Southeast Asia is becoming the next hot location for private equity deals, according to a recent report from the Boston Consulting Group.
The report cites Southeast Asia’s 611 million population with a $3.1 trillion GDP growing at 8 percent annually, the rise of a consumer class, a rich endowment of natural resources and the relocation of manufacturing from China to the the region, all of which make it “the third largest emerging market bloc after China and India, besting Brazil and Russia by a wide margin”.
Global firms have taken note and they will likely be deal sourcing in Southeast Asia in a big way, aiming to invest capital from their Asia-focused megafunds.

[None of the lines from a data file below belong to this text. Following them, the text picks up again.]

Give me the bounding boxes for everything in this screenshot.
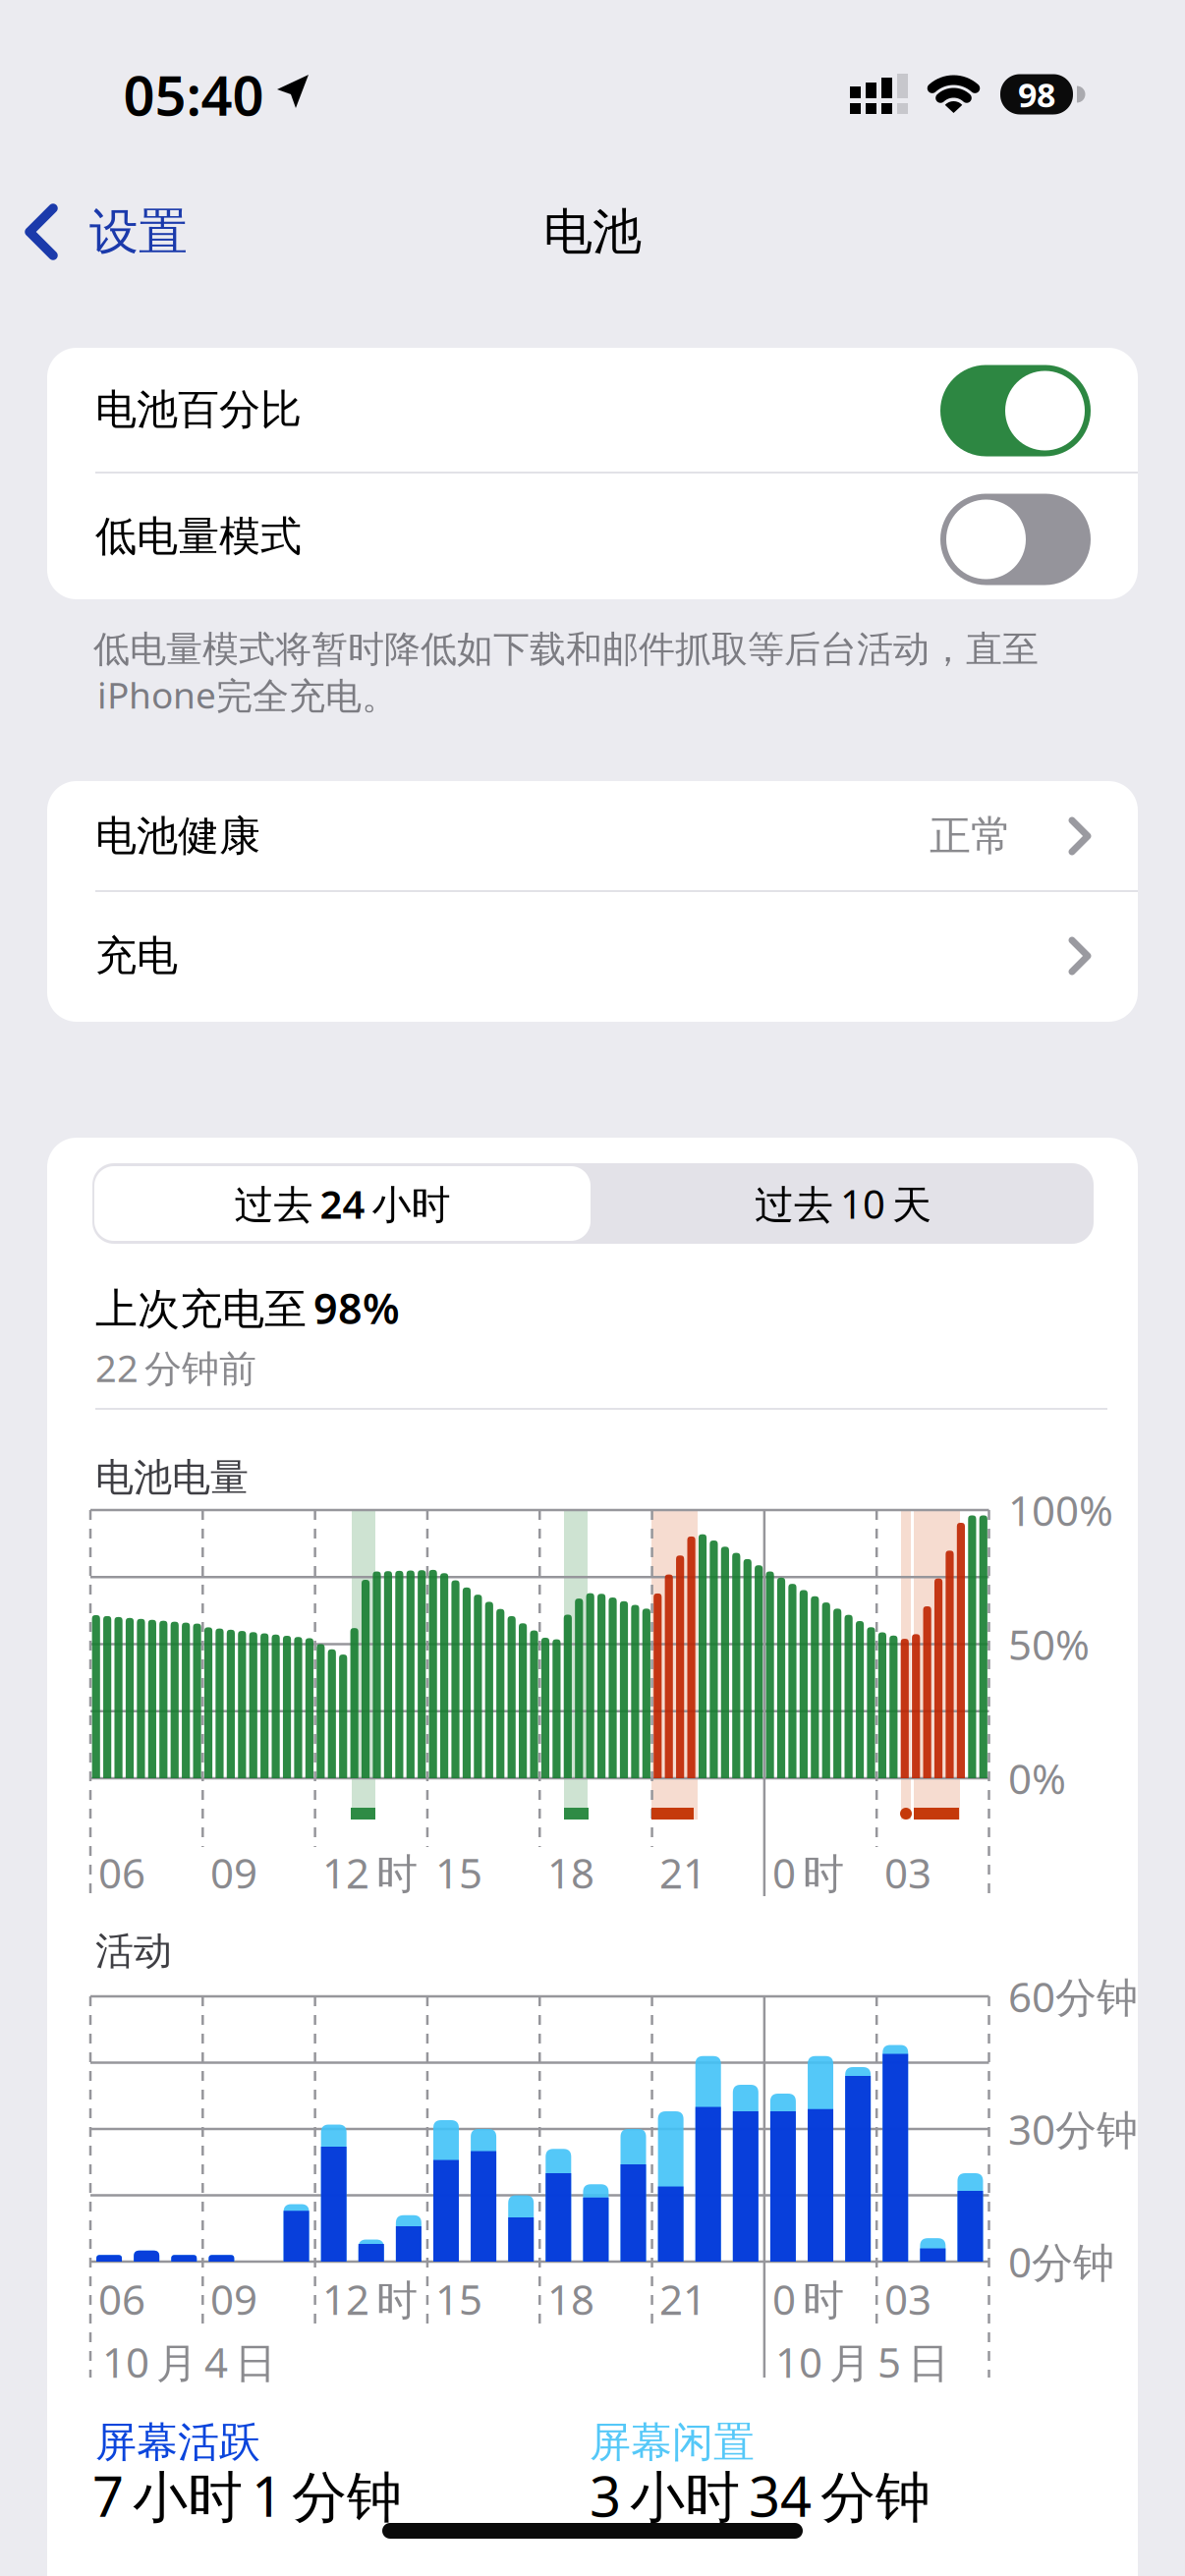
- staticText: 06: [98, 2272, 145, 2326]
- staticText: 0%: [1008, 1751, 1066, 1806]
- staticText: 0 时: [772, 1845, 844, 1900]
- staticText: 电池百分比: [95, 384, 302, 435]
- button[interactable]: 过去 24 小时: [94, 1166, 591, 1241]
- staticText: 电池健康: [95, 811, 260, 861]
- button[interactable]: [940, 365, 1091, 456]
- staticText: 3 小时 34 分钟: [590, 2459, 931, 2532]
- staticText: 0分钟: [1008, 2234, 1114, 2289]
- staticText: iPhone完全充电。: [97, 670, 398, 719]
- button[interactable]: 电池健康: [47, 781, 1138, 891]
- staticText: 正常: [930, 811, 1012, 861]
- staticText: 22 分钟前: [95, 1343, 256, 1392]
- staticText: 7 小时 1 分钟: [92, 2459, 402, 2532]
- staticText: 10 月 4 日: [102, 2334, 276, 2389]
- staticText: 12 时: [322, 1845, 418, 1900]
- button[interactable]: 设置: [0, 188, 216, 276]
- staticText: 上次充电至 98%: [95, 1280, 400, 1336]
- staticText: 低电量模式: [95, 511, 302, 562]
- button[interactable]: [940, 494, 1091, 585]
- staticText: 过去 24 小时: [234, 1177, 451, 1230]
- staticText: 50%: [1008, 1617, 1090, 1672]
- staticText: 12 时: [322, 2272, 418, 2326]
- button[interactable]: 过去 10 天: [607, 1166, 1079, 1241]
- staticText: 10 月 5 日: [775, 2334, 949, 2389]
- staticText: 充电: [95, 931, 178, 981]
- staticText: 09: [210, 1845, 257, 1900]
- staticText: 06: [98, 1845, 145, 1900]
- staticText: 09: [210, 2272, 257, 2326]
- staticText: 低电量模式将暂时降低如下载和邮件抓取等后台活动，直至: [93, 627, 1039, 672]
- staticText: 15: [435, 1845, 482, 1900]
- staticText: 18: [547, 1845, 594, 1900]
- staticText: 60分钟: [1008, 1969, 1138, 2024]
- button[interactable]: 充电: [47, 891, 1138, 1021]
- staticText: 21: [659, 1845, 706, 1900]
- staticText: 过去 10 天: [755, 1177, 931, 1230]
- staticText: 电池: [543, 202, 642, 262]
- staticText: 活动: [95, 1928, 172, 1975]
- staticText: 98: [1018, 72, 1055, 117]
- staticText: 100%: [1008, 1483, 1113, 1537]
- staticText: 屏幕闲置: [590, 2417, 755, 2468]
- staticText: 30分钟: [1008, 2102, 1138, 2156]
- staticText: 03: [884, 2272, 931, 2326]
- staticText: 21: [659, 2272, 706, 2326]
- staticText: 03: [884, 1845, 931, 1900]
- staticText: 18: [547, 2272, 594, 2326]
- staticText: 屏幕活跃: [95, 2417, 260, 2468]
- staticText: 设置: [89, 202, 188, 262]
- staticText: 0 时: [772, 2272, 844, 2326]
- staticText: 15: [435, 2272, 482, 2326]
- staticText: 05:40: [123, 58, 264, 131]
- staticText: 电池电量: [95, 1454, 249, 1501]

Kohlberg Kravis Roberts, for example, is raising a $6 billion Asia fund – the largest ever for the region, and TPG is raising a $4 billion Asia fund.
The Carlyle Group is also warming to the region. In October, the firm made its first Southeast Asia deal, putting $100 million into Indonesian telecom tower operator Solusi Tunas Pratama, according to media reports.
Valuations are high and will likely rise further as the global firms, pushed to invest large amounts of capital, bid on assets.
According to the report, acquisition prices in Indonesia are already at 16.2x earnings. The Philippines average price-to-earnings ratio is at 15.2x, Malaysia is at 14.2x and Singapore, 12.9x.
Thailand (12.1x) and Vietnam (9.8x) are lower “because of lower growth expectations and higher perceived risk”, the report said.
“Successful dealmaking calls for careful target selection, accurate pricing and skillful execution, both before and after closing,” said Dinesh Khanna, a BCG partner and co-author of the report.
In addition to high valuations, new participants should expect minority stake transactions, longer lead times for deals and wide variations in customs and practices between countries, the report said, adding that a deep understanding of local markets will bring a strategic advantage.